Our History

Let me introduce myself, my name is Patrick J Momany, more affectionately known as “Boucanier”, I own TaTu BBQ™, now in Anchorage, AK, and I prepare Award-Winning BBQ.

Let me just give you a quick rundown on how I feel about barbecue. Now, I have been known to create some awesome BBQ in my past, actually on many occasions, and it all started because I had a hankering for some good barbecue and couldn’t find any anywhere...more on that hidden in this website.

Now Barbecue came to us from the Caribbean state of Hispaniola, what is now Haiti. But the bottom line was the lack of electricity and refrigeration many years ago created a dilemma for people, the solution to this dilemma was a great idea, from the Caribbean to BBQ… And let’s not confuse a barbecue smoker with grilling, barbecue is smoking.

In the Caribbean, they smoked on what was called a boucan, hence my nickname…hehe. If you hunt around enough in Jamaica you can still find this traditional style of smoking… But I digress, but not too far. Just like in the Caribbean some of the best barbecue joints in America are just that joints, small, modest, nothing too fancy, and if you’re lucky there’s a place to sit down, if not you pull up a curb. And it will no doubt smell like you have been camping, as long as you are upwind, which is always a good thing. So as you’re driving around the country and you see these little joints, shacks as they may be called, with a few motorized vehicles in front, stop in you’ll be pleasantly surprised! Whatever you do don’t stop into a place that is all modernized with propane lines going inside or with an “automatic” gas bbq where a push of the button does it all. Stick with the joints, the shacks, the ones with the wood piles outback, or sacks of wood pellets for their grills. You’ll never be disappointed because it’s hard to make a living serving barbecue and most people I know that do it don’t do it for the money but they do it for the love…

Good barbecue, like a great grilled steak, is hard to find, so patronize the good ones…whenever you can.

The Precise Origin of Barbecue Sauces is Really Unclear.

Some, which I am a believer of, trace the origin to the end of the 15th century when Christopher Columbus brought back the sauce from Hispaniola. This confirms precisely what I found out during my studying the history of barbecue and how it came to America. Jacksonville, FL to be precise.

I believe that the word barbecue comes from "barbacoa" which is Spanish for a Taino word which means a rack made of wood on which meat is roasted over flames. According to normally reliable references, the Taino, indigenous people of the Caribbean (Hispaniola) and Florida, were extinct by about 1610. But it has now been established that they still survive today. The Taino say the word barbecue comes from the Taino language. "Ba" from Baba (Father), "Ra" from Yara (Place) "Bi" from Bibi (Beginning) "Cu" from Guacu (The Sacred Fire). Or, "The beginning place of the sacred fire father." they further explained that "Taino Barabicoa" means "The stick stand with 4 legs and many sticks of wood on top to place the cooking meat." And that, "Taino Barabicu" means "the sacred fire pit".

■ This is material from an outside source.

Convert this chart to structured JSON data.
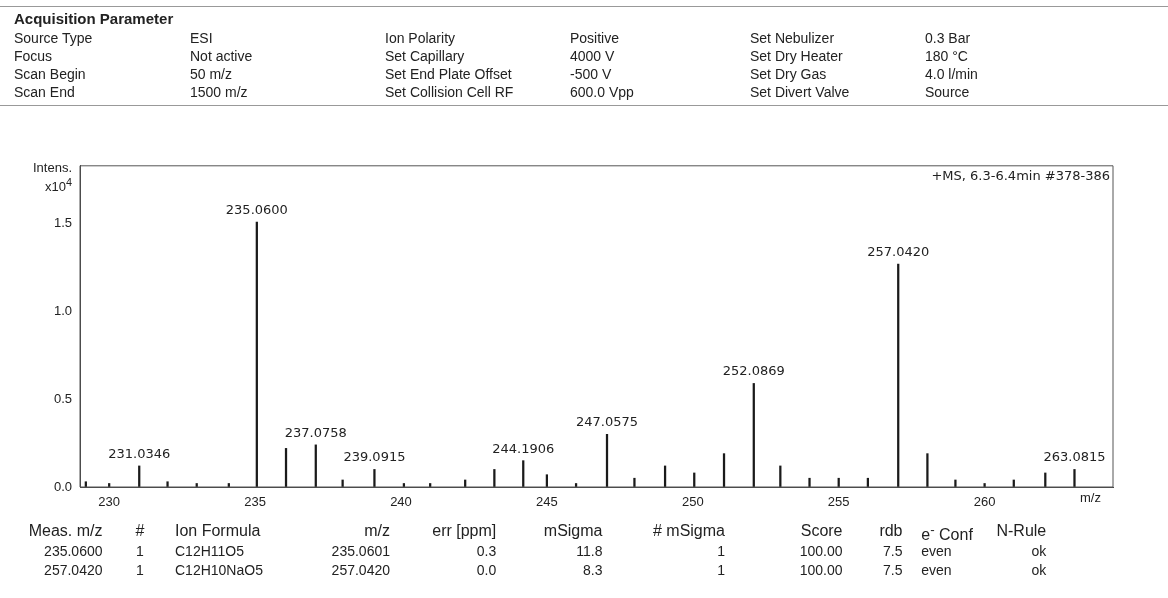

Chief Peter Guanikeyu Torres, the Taino Elder is believed to be the great-grandson of the late Taino Chieftain of the district of Jatibonico, an area in Puerto Rico known as Orocobix. According to Chief Guanikeyu, the Timucua, Guacara and Calusa tribes of Florida and the South-eastern United States are also Taino who migrated from the Caribbean with their culture. It is looking like the puzzle of the word barbecue may have been solved and originated somewhere in the Carolinas in the USA.

The sailors (pirates) who visited Hispaniola in the 15th century were most often fighting scurvy. Both vinegar and tomatoes fight scurvy…hence the sauces used on the meats they smoked were thin, remember sugar was too expensive for them to use. And, as they smoked on their adopted “Boucan” they became known as buccaneers.

Therefore you will find thin sauces of vinegar, tomato, and mustard in the Carolina’s…the birthplace of traditional BBQ!

Grilling, and eventually, BBQing, began when a human ancestor called Homo erectus began cooking meat with fire about 1.8 million years ago, according to Planet Barbecue (Workman Publishing, 2010). But barbecues the way that Americans know them now meat cooked over a grill or pit, covered in spices and basting sauce originated in the Caribbean.

The word barbecue comes from the language of a Caribbean Indian tribe called the Taino. Their word for grilling on a raised wooden grate is barbacoa. The word first appeared in print in a Spanish explorer's account of the West Indies in 1526, according to Planet Barbecue.

Since then, the popularity of barbecues has spread like wildfire. The history of barbecuing in America dates to colonial times, and it has been a part of American culture ever since. In fact, one of the first laws enacted in the colony of Virginia during the 1650s forbade the discharge of guns at a barbecue.